Kommentar zur Wahl in Weißrussland

Sehr mutige Demonstranten

Vor den protestierenden Menschen in Belarus kann man sich nur tief verneigen. Nach der offen gefälschten Präsidentenwahl vom Sonntag gingen ja nicht einfach nur Zehntausende auf die Straße, um ihrer Empörung über Diktator Alexander Lukaschenko Luft zu machen. Sie stellten sich auch der schwer bewaffneten Sonderpolizei entgegen. Sie forderten Freiheit und ließen sich niederknüppeln.

Ulrich Krökel

Oppositionsführerin Swetlana Tichanowskaja. Foto: dpa

All das ist umso beachtlicher, da die Chancen auf einen Erfolg der Protestbewegung gegen null tendieren. Denn klar ist, dass Lukaschenko nicht von sich aus weichen wird. Solange ihm Armee, Geheimdienst und Polizei folgen, wird er mit roher Gewalt weiterregieren. Aber auch ein Putsch gegen den Präsidenten ist nicht in Sicht.

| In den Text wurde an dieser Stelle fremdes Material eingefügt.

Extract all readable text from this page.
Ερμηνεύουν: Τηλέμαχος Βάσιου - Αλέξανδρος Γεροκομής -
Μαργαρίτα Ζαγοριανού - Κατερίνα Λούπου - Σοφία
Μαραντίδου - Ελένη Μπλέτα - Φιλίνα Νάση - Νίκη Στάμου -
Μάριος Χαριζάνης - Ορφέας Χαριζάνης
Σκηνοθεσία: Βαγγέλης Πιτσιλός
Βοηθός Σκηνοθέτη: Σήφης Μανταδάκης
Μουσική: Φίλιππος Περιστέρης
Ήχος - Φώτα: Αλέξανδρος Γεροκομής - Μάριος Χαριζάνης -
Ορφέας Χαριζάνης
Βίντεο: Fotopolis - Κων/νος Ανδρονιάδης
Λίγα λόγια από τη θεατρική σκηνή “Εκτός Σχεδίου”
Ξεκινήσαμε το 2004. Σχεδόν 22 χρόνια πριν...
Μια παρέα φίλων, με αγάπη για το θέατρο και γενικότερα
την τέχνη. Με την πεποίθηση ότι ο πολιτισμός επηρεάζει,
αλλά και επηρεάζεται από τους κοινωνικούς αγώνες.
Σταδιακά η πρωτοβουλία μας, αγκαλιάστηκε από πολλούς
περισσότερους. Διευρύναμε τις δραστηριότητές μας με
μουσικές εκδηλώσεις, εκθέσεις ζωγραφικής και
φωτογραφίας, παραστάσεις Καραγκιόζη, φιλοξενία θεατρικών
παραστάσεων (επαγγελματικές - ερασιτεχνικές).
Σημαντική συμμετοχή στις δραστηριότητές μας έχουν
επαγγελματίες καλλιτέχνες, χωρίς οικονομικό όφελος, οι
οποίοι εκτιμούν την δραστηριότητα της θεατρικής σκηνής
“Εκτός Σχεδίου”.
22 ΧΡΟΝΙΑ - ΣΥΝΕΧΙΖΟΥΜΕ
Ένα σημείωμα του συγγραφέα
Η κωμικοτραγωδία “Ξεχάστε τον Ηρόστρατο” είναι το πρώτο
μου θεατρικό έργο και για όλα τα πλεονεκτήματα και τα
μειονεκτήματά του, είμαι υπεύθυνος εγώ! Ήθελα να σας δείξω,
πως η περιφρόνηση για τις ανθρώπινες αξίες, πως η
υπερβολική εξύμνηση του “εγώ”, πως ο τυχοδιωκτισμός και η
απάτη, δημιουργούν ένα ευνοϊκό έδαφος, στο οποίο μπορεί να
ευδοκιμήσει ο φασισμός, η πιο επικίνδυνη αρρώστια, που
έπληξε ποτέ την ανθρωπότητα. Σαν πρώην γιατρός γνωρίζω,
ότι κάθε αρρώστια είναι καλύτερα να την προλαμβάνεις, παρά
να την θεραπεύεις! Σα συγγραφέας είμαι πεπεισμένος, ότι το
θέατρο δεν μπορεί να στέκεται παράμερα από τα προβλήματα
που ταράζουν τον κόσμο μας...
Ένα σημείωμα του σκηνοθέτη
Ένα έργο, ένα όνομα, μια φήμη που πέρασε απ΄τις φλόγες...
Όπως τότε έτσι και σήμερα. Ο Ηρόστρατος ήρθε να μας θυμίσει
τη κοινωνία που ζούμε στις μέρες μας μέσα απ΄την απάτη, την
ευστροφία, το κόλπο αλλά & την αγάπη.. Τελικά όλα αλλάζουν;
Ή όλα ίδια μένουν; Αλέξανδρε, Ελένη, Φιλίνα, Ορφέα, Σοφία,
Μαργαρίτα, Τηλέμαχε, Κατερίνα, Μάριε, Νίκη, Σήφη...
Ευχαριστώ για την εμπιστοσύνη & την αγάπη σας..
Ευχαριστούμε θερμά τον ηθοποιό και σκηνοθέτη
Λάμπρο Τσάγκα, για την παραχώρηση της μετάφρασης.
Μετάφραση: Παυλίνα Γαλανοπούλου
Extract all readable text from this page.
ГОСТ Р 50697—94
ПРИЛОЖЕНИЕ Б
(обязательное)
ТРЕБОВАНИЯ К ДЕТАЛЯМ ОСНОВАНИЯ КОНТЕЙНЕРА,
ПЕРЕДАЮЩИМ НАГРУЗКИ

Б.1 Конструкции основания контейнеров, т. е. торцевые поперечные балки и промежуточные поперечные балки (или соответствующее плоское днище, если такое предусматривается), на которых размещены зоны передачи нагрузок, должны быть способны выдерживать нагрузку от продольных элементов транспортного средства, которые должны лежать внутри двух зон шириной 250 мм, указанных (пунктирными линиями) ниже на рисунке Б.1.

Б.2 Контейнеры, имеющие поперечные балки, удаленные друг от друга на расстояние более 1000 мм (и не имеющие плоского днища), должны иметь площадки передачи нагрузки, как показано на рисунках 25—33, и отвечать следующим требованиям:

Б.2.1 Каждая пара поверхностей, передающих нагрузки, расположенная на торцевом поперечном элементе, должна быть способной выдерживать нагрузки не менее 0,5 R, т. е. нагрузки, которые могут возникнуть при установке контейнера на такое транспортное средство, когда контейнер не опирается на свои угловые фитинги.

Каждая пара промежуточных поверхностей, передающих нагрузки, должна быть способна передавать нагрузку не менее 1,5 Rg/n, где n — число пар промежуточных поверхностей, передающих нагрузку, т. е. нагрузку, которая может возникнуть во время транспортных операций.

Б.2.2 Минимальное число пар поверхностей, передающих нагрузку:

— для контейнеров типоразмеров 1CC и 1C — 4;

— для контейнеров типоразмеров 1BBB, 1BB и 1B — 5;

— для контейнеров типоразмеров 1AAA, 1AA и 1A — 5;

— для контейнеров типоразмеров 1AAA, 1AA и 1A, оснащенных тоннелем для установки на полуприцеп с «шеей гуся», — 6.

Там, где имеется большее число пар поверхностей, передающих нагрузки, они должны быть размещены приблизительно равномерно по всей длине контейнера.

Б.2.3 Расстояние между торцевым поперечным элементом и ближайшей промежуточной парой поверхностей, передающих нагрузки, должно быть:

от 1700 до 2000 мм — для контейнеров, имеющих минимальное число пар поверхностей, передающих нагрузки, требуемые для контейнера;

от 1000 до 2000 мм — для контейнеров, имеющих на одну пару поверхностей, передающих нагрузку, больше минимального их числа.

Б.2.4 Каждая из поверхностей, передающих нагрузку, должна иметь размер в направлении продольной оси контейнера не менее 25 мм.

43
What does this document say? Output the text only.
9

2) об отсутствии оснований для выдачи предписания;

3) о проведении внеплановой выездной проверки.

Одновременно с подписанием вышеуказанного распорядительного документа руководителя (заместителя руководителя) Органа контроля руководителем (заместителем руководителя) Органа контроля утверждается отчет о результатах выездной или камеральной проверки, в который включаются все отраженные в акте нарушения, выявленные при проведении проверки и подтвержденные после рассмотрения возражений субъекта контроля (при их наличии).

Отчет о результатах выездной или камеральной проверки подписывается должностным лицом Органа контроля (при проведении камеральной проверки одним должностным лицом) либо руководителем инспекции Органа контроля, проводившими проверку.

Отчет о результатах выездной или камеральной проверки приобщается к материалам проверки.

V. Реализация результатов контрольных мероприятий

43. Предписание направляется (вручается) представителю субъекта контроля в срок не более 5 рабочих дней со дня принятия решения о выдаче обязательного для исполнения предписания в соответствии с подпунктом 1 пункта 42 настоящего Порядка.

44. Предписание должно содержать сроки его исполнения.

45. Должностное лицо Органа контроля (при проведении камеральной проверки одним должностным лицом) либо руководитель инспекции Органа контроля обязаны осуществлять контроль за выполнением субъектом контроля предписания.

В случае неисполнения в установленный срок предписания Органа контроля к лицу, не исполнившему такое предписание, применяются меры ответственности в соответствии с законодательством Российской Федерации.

Seit seinem Amtsantritt vor 26 Jahren hat sich Lukaschenko den Sicherheitskomplex mit Geld und Privilegien gefügig gemacht. Er hat Generäle mit Geld gekauft, Polizeichefs mit Privilegien gepäppelt und ihnen allen einen Teil der Macht verliehen. Noch etwas Entscheidendes kommt hinzu. Es ist ein offenes Geheimnis, dass Russland die Unabhängigkeit des Nachbarn Belarus eher duldet als akzeptiert.

Schon in den 90er Jahren wurden mehrere Unionsverträge zwischen den früheren Sowjetrepubliken geschlossen. Der russische Präsident Wladimir Putin hat zuletzt immer stärker auf eine „Wiedervereinigung“ gedrängt – selbstverständlich unter Moskauer Führung. Am Ende ließ er Lukaschenko dann aber doch gewähren. Bis auf Weiteres. Putins Rechnung ist simpel: Solange Lukaschenko alle demokratischen Umtriebe in Belarus im Keim erstickt und eine Hinwendung zum Westen unmöglich macht, braucht sich kein Russe die Hände schmutzig zu machen.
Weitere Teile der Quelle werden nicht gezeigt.